Kurt Scherf, vice president and principal analyst at Parks Associates, a Dallas-based firm that researches the high-tech industry, predicted that as consumer technologies continue to grow more sophisticated, more and more people will seek spyware out personal IT-support services – such as the kind that iYogi offers – to solve their most complex problems. “In primary research, we found more than one-third of consumers are willing to pay for competent and professional remote spyware support services, and 60 percent express a strong interest in software solutions – what we refer to as ‘PC dashboards – that automate many basic PC performance enhancement and troubleshooting features, solving many PC-related problems before they are even noticed by end users,” Scherf said.
IYogi had previously raised $3.1 million in first-round funding from Canaan Partners and SVB India Capital Partners in April 2007.

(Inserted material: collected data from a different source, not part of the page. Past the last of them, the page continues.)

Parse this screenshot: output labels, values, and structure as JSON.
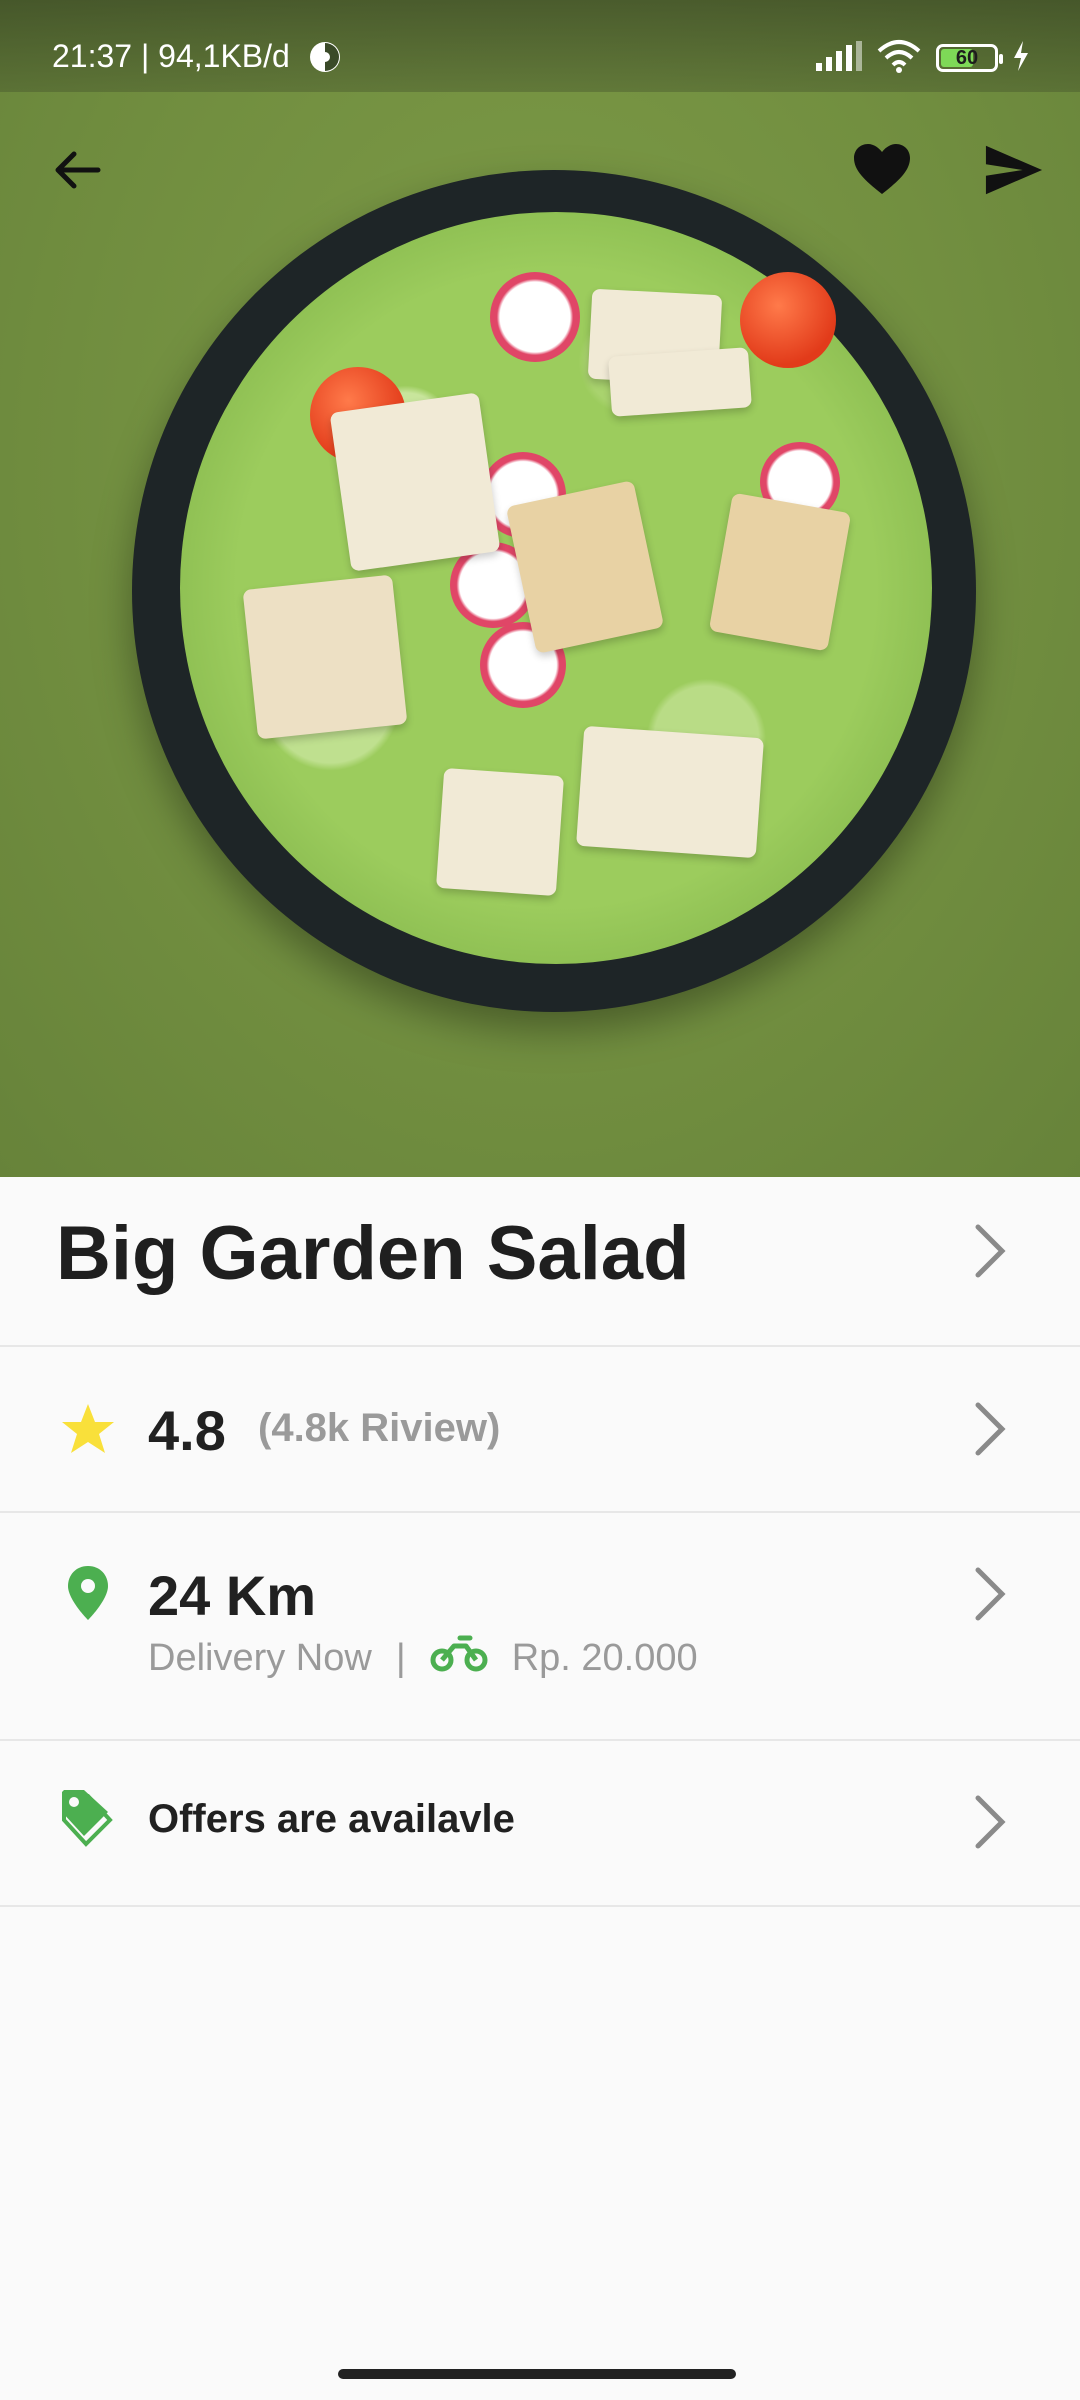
{
  "status_bar": {
    "time": "21:37 | 94,1KB/d",
    "battery_level": "60"
  },
  "hero": {
    "image_icon": "salad-bowl-photo"
  },
  "product": {
    "name": "Big Garden Salad"
  },
  "rating": {
    "value": "4.8",
    "reviews": "(4.8k Riview)",
    "icon": "star-icon",
    "icon_color": "#F9E03A"
  },
  "distance": {
    "value": "24 Km",
    "delivery_label": "Delivery Now",
    "separator": "|",
    "delivery_fee": "Rp. 20.000",
    "icon": "location-pin-icon",
    "accent_color": "#4CAF50"
  },
  "offers": {
    "label": "Offers are availavle",
    "icon": "tag-icon"
  }
}
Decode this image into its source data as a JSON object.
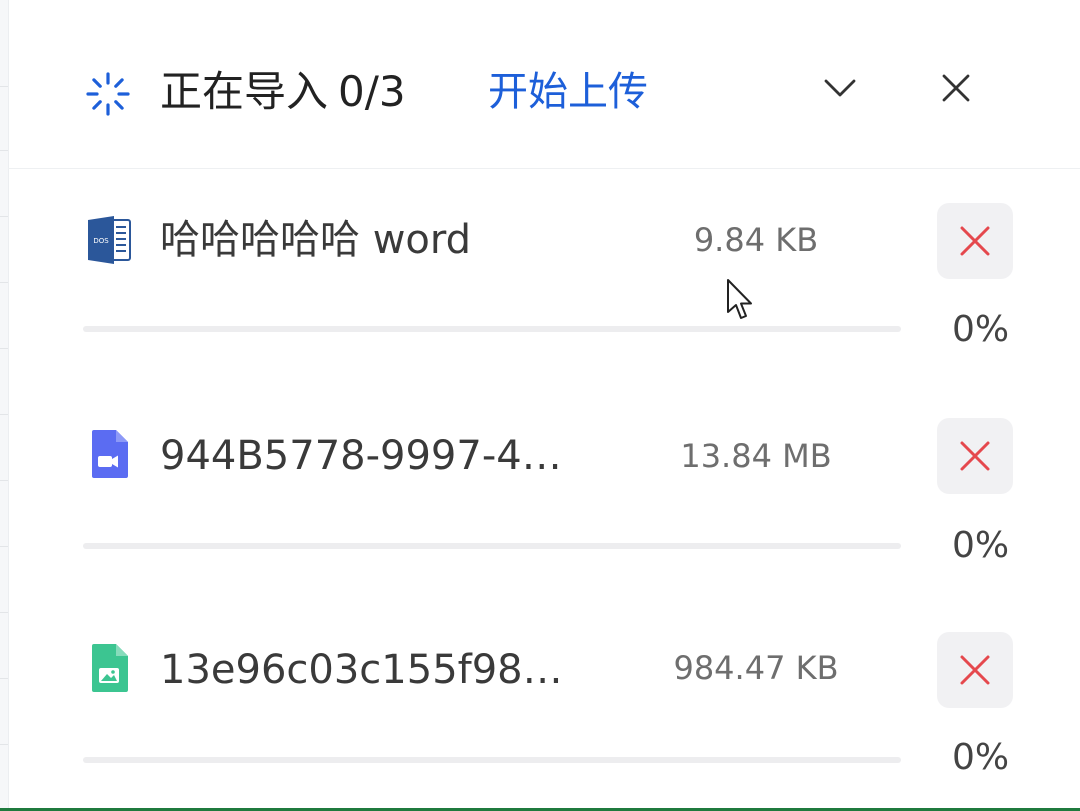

“IYogi is one of the most promising investments for Canaan Partners,” Alok Mittal, managing director of the firm’s Indian operations, said. “Third-party spyware vendor-independent technical support is an exciting new service category, witnessing explosive growth. Customers are looking beyond the traditional vendor-provided support to remote channels for better problem resolution, faster service and greater overall satisfaction. iYogi has created an incredible value proposition and price offering for its customers that is hard to beat.”